Let me summarize this story:
Suppose houses are really of low investment value.
Taro, the first person to make a decision, reaches the wrong conclusion and pays a high price for a home, thus signaling to others that houses are a good investment.
John, the second person, has no problem if his own data seem to confirm the information provided by Taro’s willingness to pay a high price. But John faces a quandary if his own information seems to contradict Taro’s judgment. In that case, John would conclude that he has no worthwhile information, and so he must make an arbitrary decision — say, by flipping a coin to decide whether to buy a house.
The result is that even if houses are of low investment value, we may now have two people who make purchasing decisions that reveal their conclusion that houses are a good investment.

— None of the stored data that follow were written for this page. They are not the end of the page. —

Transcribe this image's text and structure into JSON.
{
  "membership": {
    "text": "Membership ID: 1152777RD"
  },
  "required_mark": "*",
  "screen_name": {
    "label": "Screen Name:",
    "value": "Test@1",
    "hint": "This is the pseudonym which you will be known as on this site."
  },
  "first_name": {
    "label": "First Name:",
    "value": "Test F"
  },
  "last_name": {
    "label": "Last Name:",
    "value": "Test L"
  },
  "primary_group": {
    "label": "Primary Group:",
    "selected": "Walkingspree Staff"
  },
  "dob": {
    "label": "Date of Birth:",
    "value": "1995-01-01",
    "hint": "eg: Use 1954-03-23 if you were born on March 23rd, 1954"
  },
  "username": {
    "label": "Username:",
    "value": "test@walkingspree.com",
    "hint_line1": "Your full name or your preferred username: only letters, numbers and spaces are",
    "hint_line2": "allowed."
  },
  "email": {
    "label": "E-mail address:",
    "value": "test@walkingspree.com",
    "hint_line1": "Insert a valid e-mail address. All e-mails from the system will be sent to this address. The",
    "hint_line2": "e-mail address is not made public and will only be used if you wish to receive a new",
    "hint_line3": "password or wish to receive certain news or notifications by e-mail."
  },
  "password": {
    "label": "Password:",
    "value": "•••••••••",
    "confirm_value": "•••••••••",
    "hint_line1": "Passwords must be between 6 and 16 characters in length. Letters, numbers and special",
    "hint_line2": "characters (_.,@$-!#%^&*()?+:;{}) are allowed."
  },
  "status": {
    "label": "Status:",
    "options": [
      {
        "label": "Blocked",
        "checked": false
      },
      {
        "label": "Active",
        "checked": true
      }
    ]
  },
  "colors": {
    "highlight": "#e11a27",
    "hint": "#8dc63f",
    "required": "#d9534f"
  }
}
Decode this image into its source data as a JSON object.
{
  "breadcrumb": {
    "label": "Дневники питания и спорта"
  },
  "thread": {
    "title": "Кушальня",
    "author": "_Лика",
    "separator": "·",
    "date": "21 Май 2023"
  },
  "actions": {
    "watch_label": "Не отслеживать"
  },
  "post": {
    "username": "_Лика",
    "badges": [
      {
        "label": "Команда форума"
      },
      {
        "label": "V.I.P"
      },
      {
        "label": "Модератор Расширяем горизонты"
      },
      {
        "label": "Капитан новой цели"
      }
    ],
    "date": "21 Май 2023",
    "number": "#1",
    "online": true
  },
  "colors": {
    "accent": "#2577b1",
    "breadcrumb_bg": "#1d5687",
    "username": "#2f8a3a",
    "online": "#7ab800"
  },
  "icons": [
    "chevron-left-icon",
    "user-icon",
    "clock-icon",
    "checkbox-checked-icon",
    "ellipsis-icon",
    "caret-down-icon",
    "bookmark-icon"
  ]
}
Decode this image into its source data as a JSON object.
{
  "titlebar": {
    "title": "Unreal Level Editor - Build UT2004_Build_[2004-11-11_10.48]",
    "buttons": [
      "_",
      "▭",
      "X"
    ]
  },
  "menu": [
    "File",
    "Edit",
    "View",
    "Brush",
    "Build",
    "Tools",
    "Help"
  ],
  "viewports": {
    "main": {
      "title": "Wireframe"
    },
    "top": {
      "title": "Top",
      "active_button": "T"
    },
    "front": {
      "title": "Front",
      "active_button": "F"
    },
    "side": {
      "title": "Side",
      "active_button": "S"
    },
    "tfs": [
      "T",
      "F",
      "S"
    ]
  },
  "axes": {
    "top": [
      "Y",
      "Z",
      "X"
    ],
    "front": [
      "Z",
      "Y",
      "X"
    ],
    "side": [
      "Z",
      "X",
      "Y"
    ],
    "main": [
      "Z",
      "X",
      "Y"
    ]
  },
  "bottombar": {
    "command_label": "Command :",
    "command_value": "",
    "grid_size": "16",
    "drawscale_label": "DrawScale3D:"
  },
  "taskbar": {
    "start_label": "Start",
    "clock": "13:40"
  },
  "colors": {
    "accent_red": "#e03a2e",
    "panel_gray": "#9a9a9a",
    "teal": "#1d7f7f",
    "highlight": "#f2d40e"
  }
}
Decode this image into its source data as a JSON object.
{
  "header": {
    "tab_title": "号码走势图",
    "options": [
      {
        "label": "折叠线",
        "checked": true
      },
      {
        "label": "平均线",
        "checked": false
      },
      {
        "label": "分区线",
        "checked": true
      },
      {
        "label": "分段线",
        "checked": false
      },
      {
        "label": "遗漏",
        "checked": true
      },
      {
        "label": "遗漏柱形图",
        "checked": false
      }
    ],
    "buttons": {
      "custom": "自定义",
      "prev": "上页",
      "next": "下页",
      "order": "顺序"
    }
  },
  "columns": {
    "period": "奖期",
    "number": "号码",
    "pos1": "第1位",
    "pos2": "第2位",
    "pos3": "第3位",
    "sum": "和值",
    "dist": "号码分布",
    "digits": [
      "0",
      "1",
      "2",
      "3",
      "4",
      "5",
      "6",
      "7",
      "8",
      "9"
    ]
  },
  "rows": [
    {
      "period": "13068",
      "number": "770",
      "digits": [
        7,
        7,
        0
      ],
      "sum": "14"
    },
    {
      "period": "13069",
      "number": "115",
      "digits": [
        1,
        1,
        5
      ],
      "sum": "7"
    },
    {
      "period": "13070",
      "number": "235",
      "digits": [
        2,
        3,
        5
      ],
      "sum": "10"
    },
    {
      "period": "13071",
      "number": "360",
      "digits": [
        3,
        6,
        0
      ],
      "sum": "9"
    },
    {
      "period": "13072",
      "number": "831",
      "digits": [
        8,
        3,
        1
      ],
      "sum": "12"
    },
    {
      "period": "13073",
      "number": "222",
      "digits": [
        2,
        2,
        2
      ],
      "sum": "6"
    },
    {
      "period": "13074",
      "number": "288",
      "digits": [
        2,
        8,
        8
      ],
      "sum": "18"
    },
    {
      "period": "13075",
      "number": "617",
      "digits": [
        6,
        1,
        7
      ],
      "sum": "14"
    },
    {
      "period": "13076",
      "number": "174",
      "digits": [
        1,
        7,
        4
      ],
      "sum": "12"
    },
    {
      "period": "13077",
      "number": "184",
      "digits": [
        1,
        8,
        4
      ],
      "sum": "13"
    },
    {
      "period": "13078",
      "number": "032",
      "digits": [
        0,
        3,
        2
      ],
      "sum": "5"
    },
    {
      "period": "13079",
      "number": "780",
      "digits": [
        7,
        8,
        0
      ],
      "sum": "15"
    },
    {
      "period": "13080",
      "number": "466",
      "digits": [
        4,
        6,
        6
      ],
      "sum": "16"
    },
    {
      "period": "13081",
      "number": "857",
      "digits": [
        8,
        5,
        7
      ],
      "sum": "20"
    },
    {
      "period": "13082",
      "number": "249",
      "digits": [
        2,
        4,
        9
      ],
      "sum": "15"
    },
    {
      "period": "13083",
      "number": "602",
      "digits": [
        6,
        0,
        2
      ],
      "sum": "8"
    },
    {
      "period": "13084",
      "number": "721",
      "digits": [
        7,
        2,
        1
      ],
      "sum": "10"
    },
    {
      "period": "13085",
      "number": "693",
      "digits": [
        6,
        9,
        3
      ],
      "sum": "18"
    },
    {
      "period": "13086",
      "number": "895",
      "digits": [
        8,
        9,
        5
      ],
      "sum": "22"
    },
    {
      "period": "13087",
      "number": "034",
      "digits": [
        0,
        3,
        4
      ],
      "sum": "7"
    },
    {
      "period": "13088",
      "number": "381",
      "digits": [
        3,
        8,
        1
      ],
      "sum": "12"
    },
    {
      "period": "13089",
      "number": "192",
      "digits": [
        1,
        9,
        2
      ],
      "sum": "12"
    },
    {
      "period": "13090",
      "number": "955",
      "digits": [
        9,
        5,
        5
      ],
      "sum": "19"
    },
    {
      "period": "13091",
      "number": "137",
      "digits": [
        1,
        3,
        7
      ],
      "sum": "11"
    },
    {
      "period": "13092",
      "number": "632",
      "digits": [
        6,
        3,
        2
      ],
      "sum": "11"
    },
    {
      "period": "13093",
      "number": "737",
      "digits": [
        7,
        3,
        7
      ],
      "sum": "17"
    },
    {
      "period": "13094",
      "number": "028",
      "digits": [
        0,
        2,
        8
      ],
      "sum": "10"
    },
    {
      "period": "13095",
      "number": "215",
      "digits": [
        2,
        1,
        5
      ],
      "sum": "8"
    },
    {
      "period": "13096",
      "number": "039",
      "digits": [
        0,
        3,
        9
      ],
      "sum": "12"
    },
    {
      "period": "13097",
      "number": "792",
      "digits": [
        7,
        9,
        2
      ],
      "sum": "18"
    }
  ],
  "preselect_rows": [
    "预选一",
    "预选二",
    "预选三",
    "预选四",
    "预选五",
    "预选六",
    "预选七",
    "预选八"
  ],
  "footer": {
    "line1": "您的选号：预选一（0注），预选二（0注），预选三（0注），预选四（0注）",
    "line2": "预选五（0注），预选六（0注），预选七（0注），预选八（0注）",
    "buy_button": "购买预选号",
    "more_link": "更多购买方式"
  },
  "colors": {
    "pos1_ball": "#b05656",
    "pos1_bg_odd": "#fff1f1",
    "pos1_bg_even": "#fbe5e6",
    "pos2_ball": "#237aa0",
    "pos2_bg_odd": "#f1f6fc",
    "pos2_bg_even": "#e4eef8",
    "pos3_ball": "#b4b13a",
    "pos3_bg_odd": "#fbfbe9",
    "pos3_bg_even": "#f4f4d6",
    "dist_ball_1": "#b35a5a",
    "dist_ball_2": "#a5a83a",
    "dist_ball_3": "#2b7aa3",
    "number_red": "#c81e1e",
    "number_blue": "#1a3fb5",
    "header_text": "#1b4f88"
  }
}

As others make purchases at rising prices, more and more people will conclude that these buyers’ information about the market outweighs their own.
This is what is called "information cascades".
The probability of the cascade leading to an incorrect assumption is 37 percent. In other words, more than one-third of the time, rational individuals, each given information that is 60 percent accurate, will reach the wrong collective conclusion.
Thus, we should expect to see cascades driving our thinking from time to time, even when everyone is absolutely rational and calculating.
Furthermore, these people are being influenced by agencies which are conducting a public-relations campaign intended to show that putting money into housing is a reliable way to build wealth. Under these circumstances, it’s easy to understand how even experts could come to believe that housing is a spectacular investment.
It is clear that just such an information cascade helped to create the housing bubble. And it is now possible that a downward cascade will develop — in which rational individuals become excessively pessimistic as they see others bidding down home prices to abnormally low levels.
As you know, Japan had a big asset bubble in the late 1980s. Now China also has been reported to be having the same experience of the real estate bubble as the Japan of the 1980s. A bubble is not an old story to us, but is worth reminding always. Anyway, this is not others' matter.
The interesting point of this theory is that it shows that even rational people are likely to make a mistake in judging the value of investment because the information they rely is incomplete.
The point I care is what policy is likely to avoid the birth and the burst of the bubble from the viewpoint of this theory.